When we started expanding Fulfill.com's network internationally, we implemented a tiered pre-approval system combined with automated credit insurance that reduced our cross-border payment risk by 78% while cutting KYB processing time from weeks to under 48 hours. Here's what we did that made the difference: Instead of treating every international SMB the same, we created three distinct approval tiers based on real-time business intelligence. For Tier 1 buyers, those with established e-commerce presence and verifiable transaction history, we partnered with a specialized trade credit insurance provider that could underwrite policies in real-time using API connections to international business registries and credit bureaus. This eliminated the traditional back-and-forth of manual KYB documentation. The key insight was recognizing that most SMBs fail KYB checks not because they're risky, but because they can't quickly produce the documentation traditional banks require. We worked with our insurance partner to accept alternative verification methods, things like verified Shopify sales data, marketplace seller ratings, and payment processor history. For a UK-based supplement brand wanting to work with our European 3PL partners, instead of requiring three years of audited financials, we verified their Amazon seller account showing consistent monthly revenue and approved them within 36 hours. For FX exposure, we didn't try to eliminate it completely. We built it into our pricing with a 2.5% buffer and offered buyers the option to lock in rates for 30-day terms. About 60% took that option, which gave us predictability. For the remaining 40%, we used forward contracts to hedge our aggregate exposure across all cross-border transactions monthly.

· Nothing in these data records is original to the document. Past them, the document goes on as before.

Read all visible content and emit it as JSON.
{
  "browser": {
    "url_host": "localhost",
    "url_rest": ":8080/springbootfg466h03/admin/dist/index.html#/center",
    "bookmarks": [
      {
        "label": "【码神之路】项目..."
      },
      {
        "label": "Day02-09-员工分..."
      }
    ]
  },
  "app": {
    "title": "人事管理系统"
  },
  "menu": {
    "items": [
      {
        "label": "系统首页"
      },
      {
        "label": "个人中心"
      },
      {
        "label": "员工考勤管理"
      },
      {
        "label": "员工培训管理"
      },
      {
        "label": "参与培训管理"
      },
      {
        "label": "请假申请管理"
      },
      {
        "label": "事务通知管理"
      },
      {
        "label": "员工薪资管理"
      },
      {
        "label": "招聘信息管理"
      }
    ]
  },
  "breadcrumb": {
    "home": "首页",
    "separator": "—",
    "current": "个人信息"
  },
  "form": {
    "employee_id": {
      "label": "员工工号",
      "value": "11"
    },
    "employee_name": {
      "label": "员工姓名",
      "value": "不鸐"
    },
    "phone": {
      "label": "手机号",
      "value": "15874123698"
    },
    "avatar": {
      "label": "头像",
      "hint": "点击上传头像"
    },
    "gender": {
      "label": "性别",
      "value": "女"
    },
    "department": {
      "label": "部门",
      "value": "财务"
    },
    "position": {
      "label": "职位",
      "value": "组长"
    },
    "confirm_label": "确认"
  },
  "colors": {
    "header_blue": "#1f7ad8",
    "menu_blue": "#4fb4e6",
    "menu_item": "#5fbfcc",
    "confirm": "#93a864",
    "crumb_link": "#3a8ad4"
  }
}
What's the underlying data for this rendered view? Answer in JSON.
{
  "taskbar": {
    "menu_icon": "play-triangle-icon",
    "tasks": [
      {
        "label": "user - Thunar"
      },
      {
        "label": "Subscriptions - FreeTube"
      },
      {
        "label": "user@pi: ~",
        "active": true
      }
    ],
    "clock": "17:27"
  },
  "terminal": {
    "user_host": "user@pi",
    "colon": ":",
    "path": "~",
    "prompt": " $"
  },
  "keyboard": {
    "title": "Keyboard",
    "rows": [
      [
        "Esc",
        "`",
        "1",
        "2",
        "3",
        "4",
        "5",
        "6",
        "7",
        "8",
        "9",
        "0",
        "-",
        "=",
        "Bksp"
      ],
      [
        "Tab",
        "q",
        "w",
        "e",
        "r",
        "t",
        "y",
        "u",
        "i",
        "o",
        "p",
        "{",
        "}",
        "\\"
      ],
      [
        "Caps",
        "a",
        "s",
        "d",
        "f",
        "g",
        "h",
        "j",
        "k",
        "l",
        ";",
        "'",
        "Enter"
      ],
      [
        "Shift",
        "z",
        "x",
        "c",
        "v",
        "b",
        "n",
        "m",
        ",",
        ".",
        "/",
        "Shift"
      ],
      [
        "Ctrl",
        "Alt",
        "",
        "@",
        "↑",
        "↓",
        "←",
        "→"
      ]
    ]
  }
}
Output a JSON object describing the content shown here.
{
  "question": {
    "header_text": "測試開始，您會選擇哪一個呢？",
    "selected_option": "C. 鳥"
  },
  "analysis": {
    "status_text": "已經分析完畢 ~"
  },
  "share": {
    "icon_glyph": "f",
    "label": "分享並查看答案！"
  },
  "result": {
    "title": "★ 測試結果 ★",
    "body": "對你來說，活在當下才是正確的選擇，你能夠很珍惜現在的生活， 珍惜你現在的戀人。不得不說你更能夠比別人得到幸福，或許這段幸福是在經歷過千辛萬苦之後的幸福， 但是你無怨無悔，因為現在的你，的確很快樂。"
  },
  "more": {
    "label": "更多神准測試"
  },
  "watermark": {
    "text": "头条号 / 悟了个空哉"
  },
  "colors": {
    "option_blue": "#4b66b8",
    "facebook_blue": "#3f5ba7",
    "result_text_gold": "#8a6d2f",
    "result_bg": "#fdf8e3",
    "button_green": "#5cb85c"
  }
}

The measurable outcome was dramatic. Within six months, our cross-border SMB segment grew from 12% to 31% of new partnerships. More importantly, our default rate on international net terms stayed below 1.8%, actually lower than our domestic rate. The automated KYB process meant we could evaluate 15 times more international applicants with the same team size, and our average deal size with cross-border SMBs increased 40% because they had the working capital flexibility to scale faster. The practice that mattered most was treating KYB friction as a data problem, not a documentation problem, and using technology to verify businesses through their actual operating history rather than traditional financial paperwork.
We created a centralized, rules-based workflow within our ERP to automate the entire cross-border SMB onboarding process. It integrates with verification APIs to do Know-Your-Business (KYB) checks globally in real-time, eliminating that manual bottleneck. Based on the automated risk score, it assigns standardized credit limits and net terms based on preset rules. To limit currency risk, we lock in the FX rate at the point the invoice is created, not when it's paid, neutralizing our exposure to swings in that rate. This one tweak alone dropped our average onboarding and credit approval timeframe for a new international buyer from over a week to less than 24 hours, allowing us to rapidly and safely grow our SMB customer base globally.